Code virtualization is a relatively modern method of obfuscation unlike any other. Most typical obfuscation techniques modify the code in ways that make it harder to comprehend. Virtualization, on the other hand, translates the original code into a completely new, potentially unique language. This process, if done right, can make the code incredibly difficult to reverse engineer. In this mini-series of articles, I will describe how you can make your own code virtualizer for a program written using the .NET framework. We will refer to said code virtualizer as a “Virtualization Engine” (flashy right?) throughout these articles.

#What will be showcased in this article?

This article will discuss the macro (big picture) ideas behind writing a virtualization engine. It will provide a basic understanding of how a hypothetical virtualizer could work.

#Why are you not providing any code support?

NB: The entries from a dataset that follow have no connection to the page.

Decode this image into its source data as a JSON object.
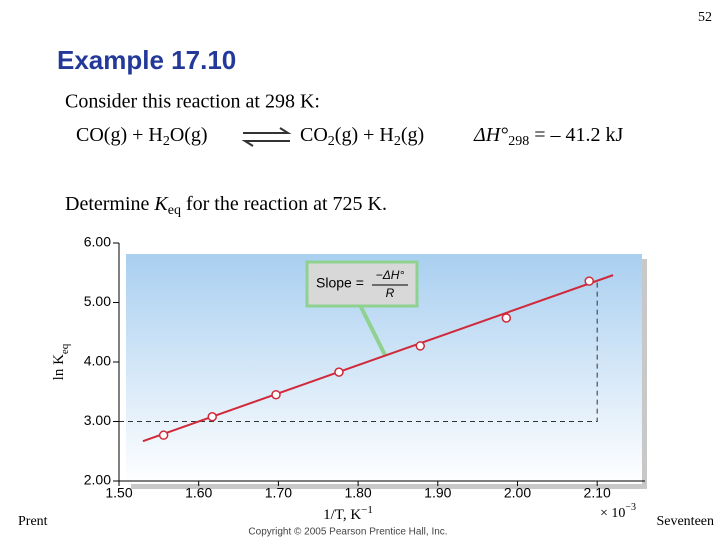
{
  "page_number": "52",
  "title": "Example 17.10",
  "intro": "Consider this reaction at 298 K:",
  "equation": {
    "reactants": [
      "CO(g) + H",
      "2",
      "O(g)"
    ],
    "products": [
      "CO",
      "2",
      "(g) + H",
      "2",
      "(g)"
    ],
    "enthalpy": [
      "ΔH°",
      "298",
      " = – 41.2 kJ"
    ]
  },
  "question": [
    "Determine ",
    "K",
    "eq",
    " for the reaction at 725 K."
  ],
  "footer_left": "Prent",
  "footer_right": "Seventeen",
  "copyright": "Copyright © 2005 Pearson Prentice Hall, Inc.",
  "chart_data": {
    "type": "scatter",
    "x": [
      1.556,
      1.617,
      1.697,
      1.776,
      1.878,
      1.986,
      2.09
    ],
    "y": [
      2.77,
      3.08,
      3.45,
      3.83,
      4.27,
      4.74,
      5.36
    ],
    "color": "#d02a3a",
    "fit_line": {
      "x": [
        1.53,
        2.12
      ],
      "y": [
        2.67,
        5.46
      ]
    },
    "guide": {
      "x": [
        1.5,
        2.1,
        2.1
      ],
      "y": [
        3.0,
        3.0,
        5.36
      ]
    },
    "xlim": [
      1.5,
      2.16
    ],
    "ylim": [
      2.0,
      6.0
    ],
    "xticks": [
      {
        "value": 1.5,
        "label": "1.50"
      },
      {
        "value": 1.6,
        "label": "1.60"
      },
      {
        "value": 1.7,
        "label": "1.70"
      },
      {
        "value": 1.8,
        "label": "1.80"
      },
      {
        "value": 1.9,
        "label": "1.90"
      },
      {
        "value": 2.0,
        "label": "2.00"
      },
      {
        "value": 2.1,
        "label": "2.10"
      }
    ],
    "yticks": [
      {
        "value": 2,
        "label": "2.00"
      },
      {
        "value": 3,
        "label": "3.00"
      },
      {
        "value": 4,
        "label": "4.00"
      },
      {
        "value": 5,
        "label": "5.00"
      },
      {
        "value": 6,
        "label": "6.00"
      }
    ],
    "x_label": [
      "1/T,  K",
      "−1"
    ],
    "x_multiplier": [
      "× 10",
      "−3"
    ],
    "y_label": [
      "ln K",
      "eq"
    ],
    "annotation": [
      "Slope =",
      "−ΔH°",
      "R"
    ]
  }
}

The intention of this mini-series is for you to be able to build your own engine. For me, writing an engine was a very ambitious project. It took a lot of researching, debugging, and frustration to build my first VM. I intend for this to be a comprehensive guide for a competent developer who is interested in creating their own unique implementation of the concept of code virtualization. With that being said, feel free to contact me if you have any questions about the content on this or the following articles.

#Prerequisites

Before we begin, please ensure you are familiar with the following concepts:

  • The Stack and its part in .NET interpreters
  • A brief understanding of MSIL OpCodes. (This link will be your main resource for building handlers).
  • A lot of patience.

#Key Terms and Concepts

  1. IL
    • The list of instructions that represent the .NET code you would like to virtualize.
  2. VMIL
    • The translated instructions that will be ran by your virtual machine.
  3. Runtime (RT)
    • The interpreter that knows how to run your VMIL. This is the virtual machine.
  4. Engine
    • Handles all translation of the original IL into the VMIL.
  5. Instruction Handler (Handler)
    • Located in the RT, it will perform the actions specified by the specified ID.

#Structure

Every virtualizer consists of two major parts:

#Engine

As previously mentioned, the engine handles all translation of the IL into your VMIL. This is often times significantly more complicated than the runtime, although it depends on the complexity of your virtual machine. The stages for a basic virtualizer could be as follows:

  1. Injection
    • The VM is injected into to the target executable.
  2. Translation
    • All of the instructions in a target method will be translated into the virtual machine’s instruction set (VMIL).
  3. Patching
    • The bodies of the virtualized methods will be removed, and replaced with a call entering the virtual machine. The VMIL will also be encoded and stored in the target executable as VMData.
  4. Saving
    • The target executable is saved to disc, now containing the virtual machine and the virtualized code!

#Runtime

The runtime is the actual virtual machine that can understand your custom instruction set. It will contain a point of entry into the VM to begin execution of the virtualized instructions. A typical VM Runtime Entry Routine could look as follows:

  1. Extract the VMData.
  2. Initialize the Context for the handlers to use.
  3. Loop through all instructions in the virtualized method’s body:
    • Locate the associated handler with the instruction.
    • Invoke said handler with the instruction’s operand.
  4. Return.

#Conclusion

Congratulations! You have finished the first article in this series of articles teaching you how to write a virtualization engine. I hope this has helped deepen your understanding of not only what goes into a code virtualizer, but some of the fundamentals behind them! In the next article, we will get into some unique cases that you may run into when attempting to emulate some instructions in the msil instruction set. I will also provide some ideas regarding optimization and custom instructions. Happy coding!